Types that may have more efficient representations include certain
integer classes, the floating-point classes, characters, and Booleans.
Precise declarations about these types, especially in slots and limited
collections, can lead to significant improvements in both the time and
memory needed to run a program.
The most important point about performance is that it is important to
pay attention to efficiency during the entire design and development
cycle of a project. During the design phase, try to ensure that the
algorithms chosen have the right asymptotic behavior and constant
factors, and that it is possible to implement the needed operations
efficiently. During the implementation phase, use the language
constructs that most clearly express what the program is doing. Once the
program is working correctly, it is then time to add type and sealing
declarations, and to use metering and profiling tools to find and
rewrite heavily used, slow parts of the program, in order to improve the
performance.
One of the most important considerations when programming is not to
worry about performance too soon.

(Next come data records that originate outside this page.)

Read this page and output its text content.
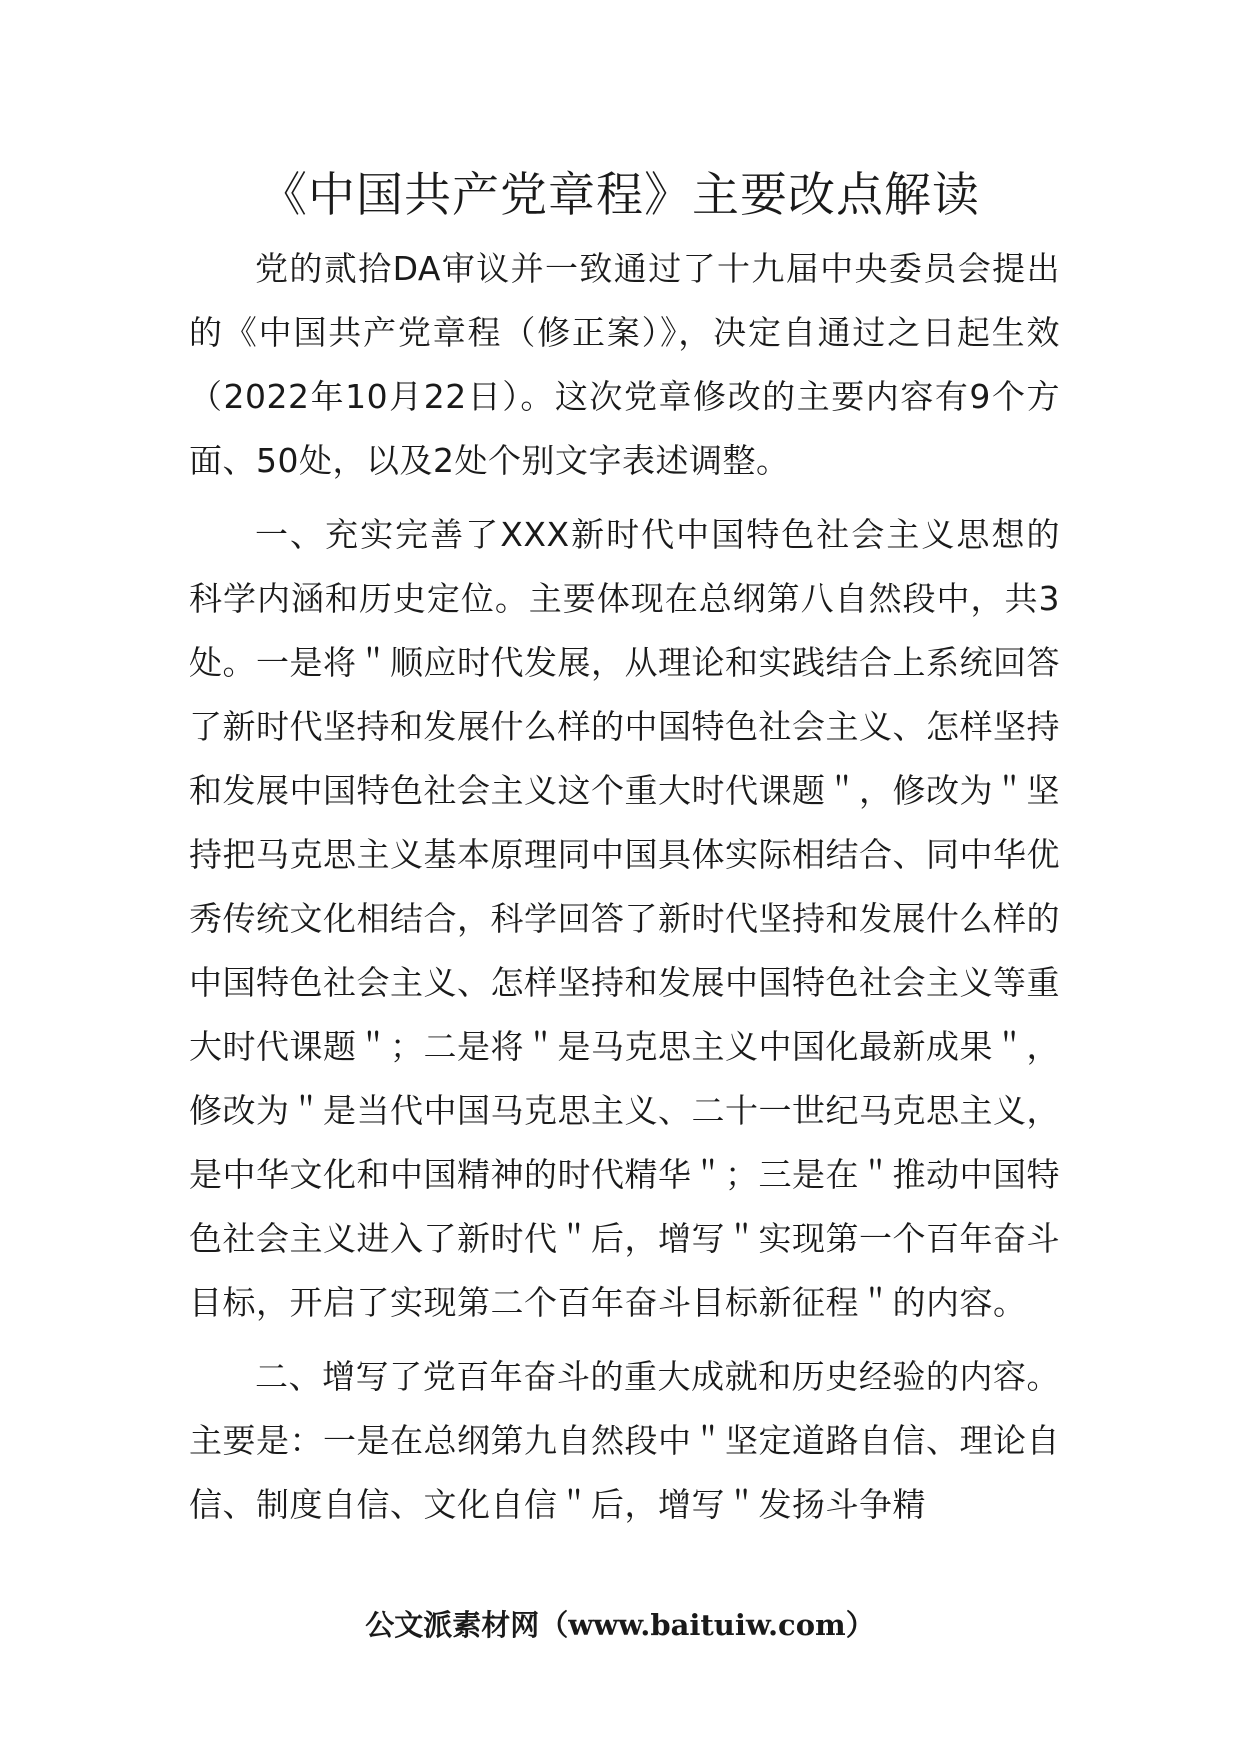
《中国共产党章程》主要改点解读

党的贰拾DA审议并一致通过了十九届中央委员会提出的《中国共产党章程（修正案）》，决定自通过之日起生效（2022年10月22日）。这次党章修改的主要内容有9个方面、50处，以及2处个别文字表述调整。

一、充实完善了XXX新时代中国特色社会主义思想的科学内涵和历史定位。主要体现在总纲第八自然段中，共3处。一是将＂顺应时代发展，从理论和实践结合上系统回答了新时代坚持和发展什么样的中国特色社会主义、怎样坚持和发展中国特色社会主义这个重大时代课题＂，修改为＂坚持把马克思主义基本原理同中国具体实际相结合、同中华优秀传统文化相结合，科学回答了新时代坚持和发展什么样的中国特色社会主义、怎样坚持和发展中国特色社会主义等重大时代课题＂；二是将＂是马克思主义中国化最新成果＂，修改为＂是当代中国马克思主义、二十一世纪马克思主义，是中华文化和中国精神的时代精华＂；三是在＂推动中国特色社会主义进入了新时代＂后，增写＂实现第一个百年奋斗目标，开启了实现第二个百年奋斗目标新征程＂的内容。

二、增写了党百年奋斗的重大成就和历史经验的内容。主要是：一是在总纲第九自然段中＂坚定道路自信、理论自信、制度自信、文化自信＂后，增写＂发扬斗争精

公文派素材网（www.baituiw.com）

It is always more important that your
design and implementation be clear and correct, first. There is no value
in arriving at an answer with lightning speed, if it turns out to be the
wrong answer.
In this chapter, we covered the following:
We showed how Dylan can balance performance and flexibility to
support a range of programming requirements.
We showed how type constraints affect performance.
We showed how limited types can improve performance.
We showed how open generic functions provide modularity and
flexibility.
We showed how open classes provide modularity and flexibility.
We showed how sealed generic function domains mitigate the
performance penalty of open classes and generic functions.
We showed how primary classes permit efficient slot access.
We presented both an execution and efficiency model that provides a
conceptual model of how a program in Dylan runs, and what the
relative cost of different program elements are.